**Paris (AFP)** – US Vice President JD Vance will join top tech players in Paris next week at an artificial intelligence summit billed by France as a “wake-up call” for Europe in the global race for AI. Vance, whose attendance was confirmed Tuesday by a French diplomatic source, joins China’s Vice Premier Ding Xuexiang and Indian Prime Minister Narendra Modi as the highest-profile representatives from 80 countries who will mingle with players from across the sector on February 10 and 11. The event will take place in the French capital’s sumptuous Grand Palais, built for the 1900 Universal Exhibition.
In the run-up, French President Emmanuel Macron will visit research centres applying AI to science and health on February 4, before hosting scientists and Nobel Prize winners at his Elysee Palace residence on Wednesday. A wider science conference will be held at the Polytechnique engineering school on Thursday and Friday. “The summit comes at exactly the right time for this wake-up call for France and Europe, and to show we are in position” to take advantage of the technology, an official in Macron’s office told reporters.
In recent weeks, Washington’s announcement of $500 billion in investment to build up AI infrastructure, along with the release of a frugal but powerful generative AI model by Chinese firm DeepSeek, has focused minds in Europe. The two superpowers are currently in the midst of a trade war. France must “not let this revolution pass it by,” Macron’s office said.
Attendees at the summit will include Sam Altman, head of OpenAI—the firm that brought generative models to public consciousness in 2022 with the launch of ChatGPT. Google boss Sundar Pichai and Nobel Prize winner Demis Hassabis, who leads the company’s DeepMind AI research unit, will also attend, alongside Arthur Mensch, founder of French AI developer Mistral. The Elysee has stated there are “talks” ongoing about hosting DeepSeek founder Liang Wenfeng, and it remains unclear whether X owner Elon Musk—who has his own generative initiative, xAI—has accepted an invitation. Confirmed guests from Europe include European Commission chief Ursula von der Leyen and German Chancellor Olaf Scholz.
The tone of the AI summit will be “neither catastrophising, nor naive,” according to Macron’s AI envoy, Anne Bouverot. Hosting the conference is also an opportunity for Paris to showcase its own AI ecosystem, which consists of around 750 companies. Macron’s office has indicated that the summit will see the announcement of “massive” investments similar to his annual “Choose France” business conference, at which 15 billion euros ($15.4 billion) of inward investment were pledged for 2024.
Beyond the economic opportunities, AI’s impact on culture—including artistic creativity and news production—will be discussed in a side event over the weekend. Debates open to the public, such as this one, are aimed at showcasing “positive use cases for AI” to “stoke confidence and speed up adoption” of the technology, according to France’s digital minister Clara Chappaz. For now, however, the French public remains sceptical about AI, with 79 percent of respondents in a recent survey by Ifop expressing they were “concerned” about the technology.

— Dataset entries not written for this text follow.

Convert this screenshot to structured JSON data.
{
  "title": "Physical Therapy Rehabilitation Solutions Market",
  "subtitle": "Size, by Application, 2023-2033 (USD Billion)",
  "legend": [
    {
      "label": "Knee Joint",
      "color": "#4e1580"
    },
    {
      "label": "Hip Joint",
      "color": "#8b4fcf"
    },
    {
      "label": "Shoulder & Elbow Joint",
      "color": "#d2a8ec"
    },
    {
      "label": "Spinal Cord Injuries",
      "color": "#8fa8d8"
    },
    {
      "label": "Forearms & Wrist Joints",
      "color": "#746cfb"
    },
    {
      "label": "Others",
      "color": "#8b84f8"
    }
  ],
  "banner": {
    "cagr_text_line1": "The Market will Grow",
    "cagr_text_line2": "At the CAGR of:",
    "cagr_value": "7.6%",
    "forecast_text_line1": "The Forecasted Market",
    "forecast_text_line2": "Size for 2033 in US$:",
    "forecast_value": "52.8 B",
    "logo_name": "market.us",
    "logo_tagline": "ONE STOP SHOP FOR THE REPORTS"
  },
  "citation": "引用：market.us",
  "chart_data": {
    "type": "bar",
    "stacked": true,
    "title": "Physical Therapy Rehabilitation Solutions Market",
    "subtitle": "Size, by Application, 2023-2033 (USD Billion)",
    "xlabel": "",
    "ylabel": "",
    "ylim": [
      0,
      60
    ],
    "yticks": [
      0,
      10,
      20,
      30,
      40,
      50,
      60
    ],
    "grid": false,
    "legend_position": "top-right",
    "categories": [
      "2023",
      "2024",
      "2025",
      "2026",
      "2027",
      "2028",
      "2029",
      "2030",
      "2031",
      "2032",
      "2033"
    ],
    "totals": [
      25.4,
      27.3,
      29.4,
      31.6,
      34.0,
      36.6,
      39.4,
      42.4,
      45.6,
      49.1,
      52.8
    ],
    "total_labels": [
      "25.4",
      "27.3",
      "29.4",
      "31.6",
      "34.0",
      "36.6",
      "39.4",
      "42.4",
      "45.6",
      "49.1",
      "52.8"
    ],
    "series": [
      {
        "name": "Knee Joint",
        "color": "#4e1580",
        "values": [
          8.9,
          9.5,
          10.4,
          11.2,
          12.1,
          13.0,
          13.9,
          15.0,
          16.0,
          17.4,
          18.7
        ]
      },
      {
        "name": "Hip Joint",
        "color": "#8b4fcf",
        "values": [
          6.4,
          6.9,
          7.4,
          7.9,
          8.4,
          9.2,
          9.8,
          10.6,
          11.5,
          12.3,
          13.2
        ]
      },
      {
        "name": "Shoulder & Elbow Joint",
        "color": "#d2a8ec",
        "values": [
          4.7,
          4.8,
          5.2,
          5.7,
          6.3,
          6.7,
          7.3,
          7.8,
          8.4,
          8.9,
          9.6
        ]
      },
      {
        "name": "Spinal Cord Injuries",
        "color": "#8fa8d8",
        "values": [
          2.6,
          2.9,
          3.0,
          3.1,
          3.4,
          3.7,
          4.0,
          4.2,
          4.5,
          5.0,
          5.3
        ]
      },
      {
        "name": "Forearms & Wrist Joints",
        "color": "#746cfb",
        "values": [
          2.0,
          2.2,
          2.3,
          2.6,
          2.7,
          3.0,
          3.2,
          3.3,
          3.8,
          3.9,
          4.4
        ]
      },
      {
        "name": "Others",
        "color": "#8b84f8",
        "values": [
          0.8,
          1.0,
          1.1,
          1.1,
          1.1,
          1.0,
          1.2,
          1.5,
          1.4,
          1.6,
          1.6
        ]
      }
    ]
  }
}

Paris also hopes the summit can help launch its vision for a more ethical, accessible, and less resource-intensive AI. Currently, “the AI under development is pushed by a few large players from a few countries,” Bouverot noted, while France aims “to promote more inclusive development.” Indian Prime Minister Modi has been invited to co-host the Paris summit as part of efforts to bring governments on board.
One of the summit’s objectives is the establishment of a public-interest foundation, for which Paris aims to raise 2.5 billion euros over five years. This effort would be “a public-private partnership between various governments, businesses, and philanthropic foundations from different countries,” noted Macron’s office. Paris hopes to chart various efforts at AI governance around the world during the summit and gather commitments for environmentally sustainable AI—although no binding mechanism is planned for now.
“There are lots of big principles emerging around responsible, trustworthy AI, but it’s not clear or easy to implement for the engineers in technical terms,” observed Laure de Roucy-Rochegonde, director of the geopolitical technology centre at the French Institute for International Relations (IFRI).